I'd never looked at gcc (or any other compiler) internals before, so it was a matter of reading the on-line gcc internals docs and the code (and a certain amount of trial and error).
OTOH I've hand written assembler for quite a few cpus over the years.
In some places I just hacked the opcode strings in order to see exactly where some common instructions were generated.
I was writing a fairly small piece of code (less than 2kb) that is a multi-channel hdlc controller. It has 195 clocks to do a bytes rx and tx on each channel (doing the bit-stuffing and crc in software), so absolutely every clock counts and I needed to minimise the worst-case code paths, not the common ones.
I had a moderate incentive to optimise obvious defects in the code generator!
The big gain from fixing access to structures 'small data' was reducing 'register pressure' by stopping the compiler allocating a register to contain the start address of the structure - sometimes it sould generate the same pointer twice!
Some other stuff I noticed:
1) The gcc 4 config always puts switch statement jump tables directly into the .code segment (something about not having the appropriate relocations for PIC code). I run nios cpu with tightly coupled instruction and data memory (no caches) and without cpu data access to the code memory - so I need the .code to 'pure'. They could probably be written to a .rodata.switch (or .code.switch or ...) section so that the linker script can decide exactly where they end up.
2) The instruction scheduler doesn't know about the delay slots after 'ld' instructions (and a few others). I had to go to great lengths to get delay slots filled in order to avoid any stall cycles.
3) It ought to be possible to generate the switch statement jump table code as a series of rtx to aid instruction scheduling and also to move the 'add' into the load offset removing an instruction.

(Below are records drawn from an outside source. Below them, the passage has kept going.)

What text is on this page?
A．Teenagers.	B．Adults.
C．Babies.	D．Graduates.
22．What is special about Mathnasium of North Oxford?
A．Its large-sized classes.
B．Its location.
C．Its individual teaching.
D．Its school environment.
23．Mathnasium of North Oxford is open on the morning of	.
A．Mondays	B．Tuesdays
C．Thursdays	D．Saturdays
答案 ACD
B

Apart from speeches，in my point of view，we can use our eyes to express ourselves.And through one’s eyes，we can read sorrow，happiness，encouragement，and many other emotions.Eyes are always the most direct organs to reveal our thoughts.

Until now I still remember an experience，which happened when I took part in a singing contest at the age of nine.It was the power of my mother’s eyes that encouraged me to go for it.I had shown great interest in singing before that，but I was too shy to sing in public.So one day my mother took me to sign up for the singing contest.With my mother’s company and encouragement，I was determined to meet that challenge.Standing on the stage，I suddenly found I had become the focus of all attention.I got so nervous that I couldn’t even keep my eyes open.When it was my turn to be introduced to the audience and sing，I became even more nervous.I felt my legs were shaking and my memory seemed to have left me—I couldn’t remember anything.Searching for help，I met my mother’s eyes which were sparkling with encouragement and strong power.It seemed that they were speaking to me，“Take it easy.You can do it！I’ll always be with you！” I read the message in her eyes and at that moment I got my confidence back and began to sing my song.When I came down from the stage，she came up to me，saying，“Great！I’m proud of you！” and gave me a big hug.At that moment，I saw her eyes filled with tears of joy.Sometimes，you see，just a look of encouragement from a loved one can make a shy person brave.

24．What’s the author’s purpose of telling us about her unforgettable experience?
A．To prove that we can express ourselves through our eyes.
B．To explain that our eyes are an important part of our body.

4) In my code the only references to the stack pointer are in the function prologue where some registers are saved - that seems a waste for a function that doesn't return! The code is compiled in a single unit and all functions are marked __attribute__((always_inline)).
5) The 'global pointer' / 'small data' stuff seems to be based on gcc support for 'page 0' addressing. Although I fixed the code for gp relative access to structures, the code for accessing 'small data' arrays still uses an extra register. I used gp as a register variable pointing to a structure because that generates better code (gcc knows about the 16bit offset in the final memeory reference).
5a) I'd arranged for my nios data areas and the 'small io' to be within a 64k block (to get gp relative addressing for everything), but I'd missed a trick! I should have put the 'small io' below 0x7fff - then it could be accessed by offsets from r0. It would be nice if gcc supported such variables - probably need a gcc attribute (or a special section - attribute is probably cleaner).
6) Add a gcc attribute to mark data an 'io', and generate ldio/stio (etc) for accesses to such data.
Unfortunately I can't give you a copy of my sources.